Some larger media newspapers are trying to fill the void. The Boston Globe recently announced that it would be extending its coverage of goings-on in New Hampshire. The Minneapolis Star Tribune announced that it would be reaching beyond its urban fortress and into the great expanse of Minnesota.
But when it comes to covering local news, you simply can't beat the local news coverers.
Yes, there are still plenty of journalists. When George Santos beat a retreat from Congress recently he was chased to his car by a large posse of reporters, photographers and videographers. The Santos exit from Capitol Hill could have been pool-covered by one reporter, photographer and videographer. The rest of the posse could have been better employed working the vastness of America. But that's not how it works.
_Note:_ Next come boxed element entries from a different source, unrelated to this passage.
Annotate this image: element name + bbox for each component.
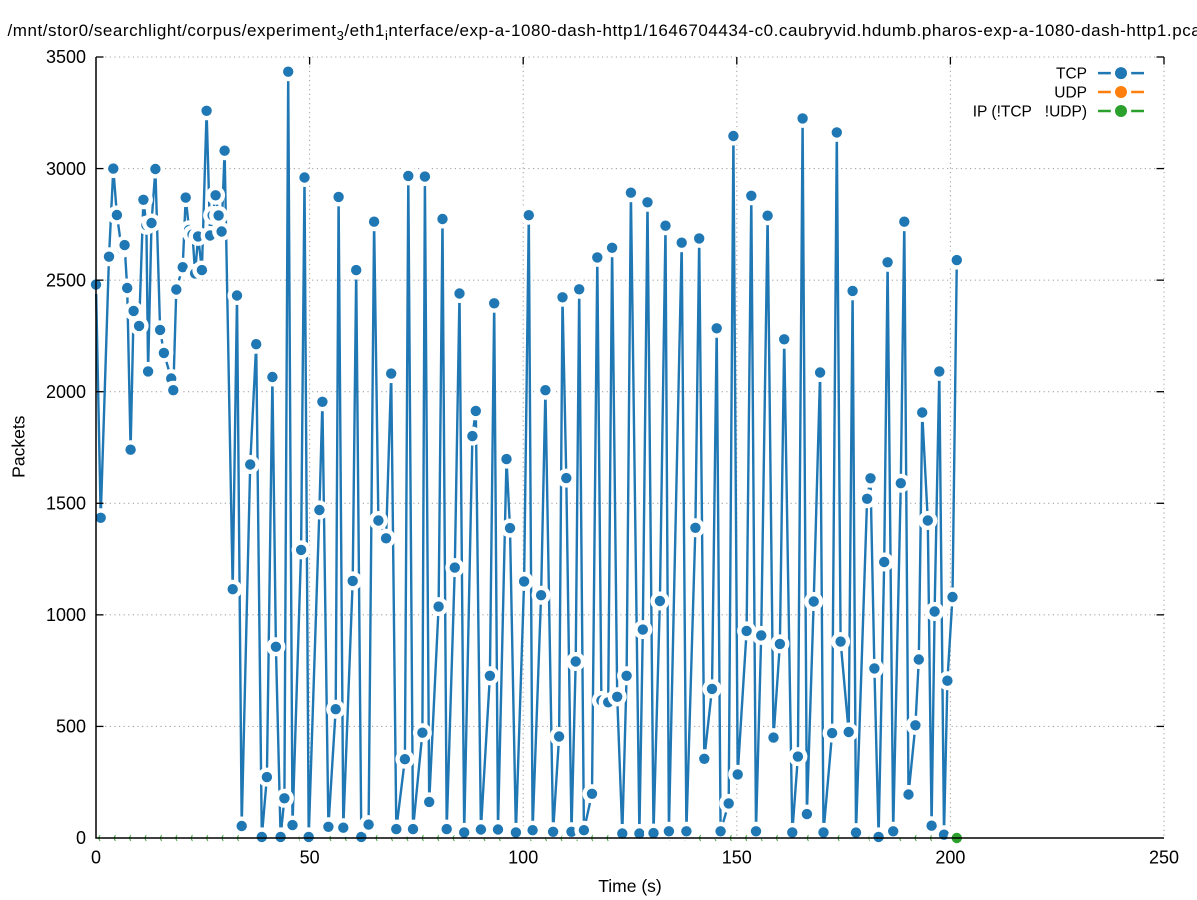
svg-text:TCP: TCP [1056,66,1087,83]
svg-text:100: 100 [508,848,538,868]
svg-text:0: 0 [91,848,101,868]
svg-text:500: 500 [56,717,86,737]
svg-text:200: 200 [935,848,965,868]
svg-text:50: 50 [300,848,320,868]
svg-text:2500: 2500 [46,270,86,290]
svg-text:Time (s): Time (s) [598,876,662,896]
svg-text:2000: 2000 [46,382,86,402]
svg-text:/mnt/stor0/searchlight/corpus/: /mnt/stor0/searchlight/corpus/experiment… [8,21,1197,43]
svg-text:250: 250 [1149,848,1179,868]
svg-text:0: 0 [76,828,86,848]
svg-text:1500: 1500 [46,494,86,514]
svg-text:Packets: Packets [9,415,29,477]
svg-text:IP (!TCP !UDP): IP (!TCP !UDP) [973,103,1087,120]
svg-text:UDP: UDP [1054,84,1087,101]
svg-text:150: 150 [722,848,752,868]
svg-text:3000: 3000 [46,159,86,179]
svg-text:1000: 1000 [46,605,86,625]
svg-text:3500: 3500 [46,47,86,67]
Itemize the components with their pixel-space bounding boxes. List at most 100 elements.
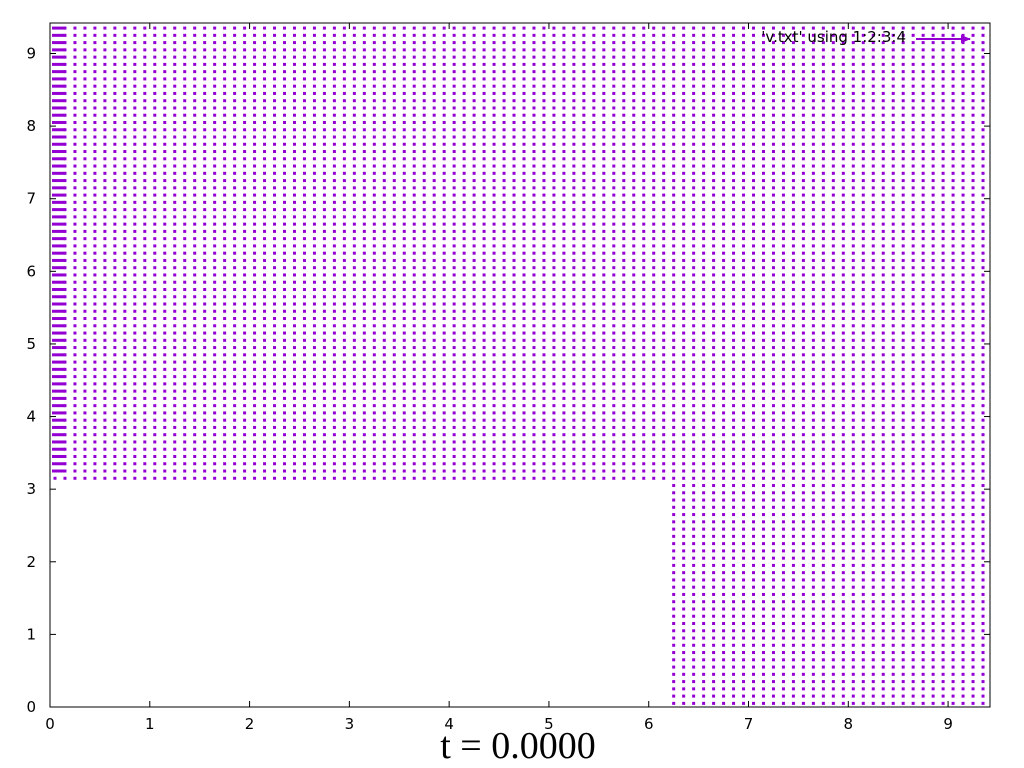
vector-point [592,346,596,350]
vector-point [642,382,646,386]
vector-point [103,70,107,74]
vector-point [502,280,506,284]
vector-point [592,382,596,386]
vector-point [243,462,247,466]
vector-point [123,353,127,357]
vector-point [312,309,316,313]
vector-point [73,375,77,379]
vector-point [123,41,127,45]
vector-point [63,33,67,37]
vector-point [442,447,446,451]
vector-point [442,41,446,45]
vector-point [422,62,426,66]
vector-point [223,135,227,139]
vector-point [542,476,546,480]
vector-point [302,193,306,197]
vector-point [342,120,346,124]
vector-point [492,55,496,59]
vector-point [422,237,426,241]
vector-point [512,193,516,197]
vector-point [781,513,785,517]
vector-point [722,120,726,124]
vector-point [612,382,616,386]
vector-point [302,462,306,466]
vector-point [292,171,296,175]
vector-point [73,150,77,154]
vector-point [642,317,646,321]
vector-point [123,360,127,364]
vector-point [781,672,785,676]
vector-point [732,99,736,103]
vector-point [372,266,376,270]
vector-point [73,77,77,81]
vector-point [622,33,626,37]
vector-point [672,694,676,698]
vector-point [302,302,306,306]
vector-point [203,215,207,219]
vector-point [73,338,77,342]
vector-point [233,295,237,299]
vector-point [203,317,207,321]
vector-point [113,404,117,408]
vector-point [462,331,466,335]
vector-point [771,694,775,698]
vector-point [362,266,366,270]
vector-point [682,411,686,415]
vector-point [662,120,666,124]
vector-point [422,469,426,473]
vector-point [492,295,496,299]
vector-point [632,462,636,466]
vector-point [203,258,207,262]
vector-point [312,237,316,241]
vector-point [372,346,376,350]
vector-point [173,208,177,212]
vector-point [482,346,486,350]
vector-point [722,62,726,66]
vector-point [93,179,97,183]
vector-point [243,338,247,342]
vector-point [183,164,187,168]
vector-point [193,317,197,321]
vector-point [292,62,296,66]
vector-point [682,491,686,495]
vector-point [63,317,67,321]
vector-point [462,404,466,408]
vector-point [233,251,237,255]
vector-point [123,91,127,95]
vector-point [93,309,97,313]
vector-point [83,469,87,473]
vector-point [183,222,187,226]
vector-point [592,251,596,255]
vector-point [732,542,736,546]
vector-point [183,84,187,88]
vector-point [203,26,207,30]
vector-point [612,324,616,328]
vector-point [512,70,516,74]
vector-point [312,447,316,451]
vector-point [512,302,516,306]
vector-point [352,193,356,197]
vector-point [163,215,167,219]
vector-point [283,142,287,146]
vector-point [93,164,97,168]
vector-point [123,222,127,226]
vector-point [63,258,67,262]
vector-point [302,295,306,299]
vector-point [562,382,566,386]
vector-point [322,150,326,154]
vector-point [302,171,306,175]
vector-point [722,91,726,95]
vector-point [223,150,227,154]
vector-point [761,91,765,95]
vector-point [622,360,626,364]
vector-point [622,476,626,480]
vector-point [512,142,516,146]
vector-point [492,200,496,204]
vector-point [253,462,257,466]
vector-point [592,440,596,444]
vector-point [263,454,267,458]
vector-point [632,26,636,30]
vector-point [682,687,686,691]
vector-point [722,309,726,313]
vector-point [432,208,436,212]
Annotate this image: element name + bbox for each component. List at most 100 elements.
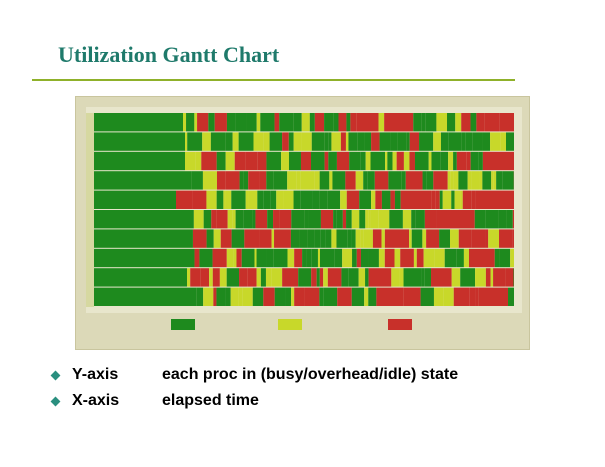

The Washington Post motto atop its front page is "Democracy Dies In Darkness." Well, not literally, though if by darkness you mean the absence of free and objective journalism. And for any reason. It could be a totalitarian dictatorship, hostile political forces, or the ravages of a vulture fund. It could be a population hooked on great dollops of rubbish on the TV or internet. So, yes, "Darkness."
And this darkness comes in different forms. It can be found in a newsless "NewsStand," a once bustling newsroom ravaged by a vulture fund, or on a frosty field of corn stubble with not a shoe leather reporter in sight.